Controlling the menu
In order to deal with the high number of false positive detections of blink events I’ve introduced a timer to activate menu items and ignore certain blink events. The currently set duration of the timer represents the state of the current activation of a menu item.
- Regular state: No menu item is selected, the menu succeeds to the next item in the list every 700ms. This succession is only applied in the regular state.
- Initial state: A blink event occured. To prevent large numbers of false positives (and to prevent ending up in a totally different menu) the timer is set to 500ms, ignoring all other blink events during this time.
To deal with rapidly occuring false positives, one could add a counter to the initial state and abort the selection process if too many events occured during this timespan.
- Selected state: The initial state elapsed without cancelling the selection process. The timer is then set to 3000ms and the currently selected menu item is highlighted with a red border.
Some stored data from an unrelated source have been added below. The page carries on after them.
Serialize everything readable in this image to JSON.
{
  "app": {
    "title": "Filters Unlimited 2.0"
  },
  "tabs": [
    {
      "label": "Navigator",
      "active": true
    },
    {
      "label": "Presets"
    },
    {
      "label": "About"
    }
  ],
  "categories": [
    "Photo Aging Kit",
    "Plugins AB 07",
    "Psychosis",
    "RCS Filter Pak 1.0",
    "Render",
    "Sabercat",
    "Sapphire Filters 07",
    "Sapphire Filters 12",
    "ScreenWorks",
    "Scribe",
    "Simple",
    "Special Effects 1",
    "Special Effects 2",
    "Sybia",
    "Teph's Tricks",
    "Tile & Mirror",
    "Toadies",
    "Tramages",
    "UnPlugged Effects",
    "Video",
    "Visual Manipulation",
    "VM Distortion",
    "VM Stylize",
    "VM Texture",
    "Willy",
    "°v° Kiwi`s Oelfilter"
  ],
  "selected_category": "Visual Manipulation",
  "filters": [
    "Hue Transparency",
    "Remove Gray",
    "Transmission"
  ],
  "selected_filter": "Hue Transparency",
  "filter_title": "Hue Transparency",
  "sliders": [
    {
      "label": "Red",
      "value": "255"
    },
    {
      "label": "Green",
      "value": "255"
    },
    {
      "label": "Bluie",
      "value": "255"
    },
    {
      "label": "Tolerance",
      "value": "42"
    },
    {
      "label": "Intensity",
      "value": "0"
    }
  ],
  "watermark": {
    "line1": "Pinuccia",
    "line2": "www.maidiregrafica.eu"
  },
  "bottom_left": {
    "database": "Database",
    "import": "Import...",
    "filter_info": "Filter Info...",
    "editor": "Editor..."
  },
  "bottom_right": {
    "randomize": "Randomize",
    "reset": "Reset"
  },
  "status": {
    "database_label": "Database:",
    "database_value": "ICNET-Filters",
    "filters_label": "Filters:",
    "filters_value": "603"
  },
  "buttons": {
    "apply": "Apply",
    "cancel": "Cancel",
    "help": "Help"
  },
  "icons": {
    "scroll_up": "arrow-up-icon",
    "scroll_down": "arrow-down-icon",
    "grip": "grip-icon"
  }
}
If there is another blink event during this timespan, the menu item is activated (meaning an action is triggered or a sub-menu is entered). Otherwise the timer is set back to 700ms, which places the system back into the regular state and will advance the menu to the next item.
There’s still a little TODO marker in the drawing section for displaying the keyboard in a grid instead of a (much too large) list like the other menus.
Other than that, I’ll need to figure out a way to limit false-positive recognitions of blink events on the software side of things in order to get this to a state where the menu inputs are fast and reliable enough to control text input or movements for one of my robots. At the current rate and with all the false-positives the only thing that would stop a robot controlled by this setup from bumping into walls all the time are the ultrasonic sensors I’ve attached.
Another goal is to turn this into a USB-HID and getting rid off the huge delays for simulating keypresses or menu actions. The FFT is done in the headset component and the receiver side offers RX/TX lines for serial communications with a development board. I didn’t yet find specific schematics for the receiver though and I don’t really want to break it in the process (apparently some solder lines need to be cut to get a clear serial communication going).